In that case, the Federal Circuit decision does not appear to square with Alice.
At the same time, the Markman Hearing construction of the term “enhancement” to mean “apply a number of field enhancements in a distributed fashion” may have snatched the claims of Amdocs from the jaws of patent ineligibility defeat by introducing a computer improving feature into the claim arguably not found in the claims in Alice (i.e., ‘distributed’ means that the network usage records are processed close to their sources before being transmitted to a centralized manager. Op at 22.)
The foregoing provides practitioners with two take-aways. The first is that the claims in Amdocs either lie on the edge of patent eligibility or are patent ineligible, as the claims in Alice were found to be by the Supreme Court.
The second is that the limitation on the term “enhancement” that was introduced during the Markman Hearing is what likely tipped the scales toward patent eligibility in this case. Whether or not the decision in Amdocs withstands an appellate challenge, Amdocs shows how introducing patent eligible limitations into a claim at a Markman Hearing may turn a prima facie patent ineligible claim into patent eligible subject matter.

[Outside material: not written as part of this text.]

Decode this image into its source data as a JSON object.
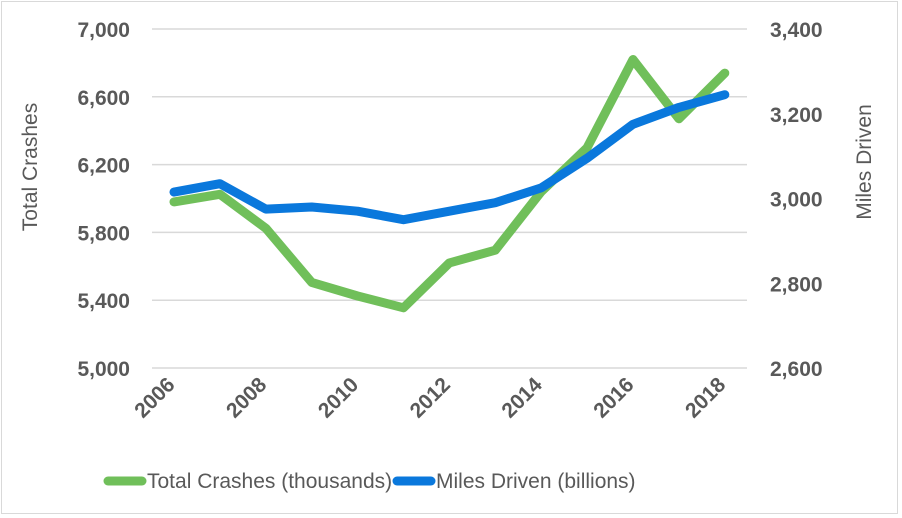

Judge Reyna dissented on the grounds that the majority imported teachings of the specification not recited in the claims. “The inquiry is not whether the specifications disclose a patent eligible system, but whether the claims are directed to a patent ineligible concept.” See Dissent at 12. Judge Reyna’s comments are a recurring criticism of many § 101 decisions.
The parties may be planning on petitioning for en banc review by the Federal Circuit. Should it continue further, a higher appeal of the Amdocs decision would provide the Supreme Court with an excellent opportunity to fine tune the framework of Alice, particularly with respect to what makes a concept a “patent-ineligible concept” and when do recitations “transform the claim into a patent-eligible application.”
It may also create one more opportunity for the Court to reconsider the alternative tests proffered by the patent community for determining patent eligibility such as the physical or virtual links test.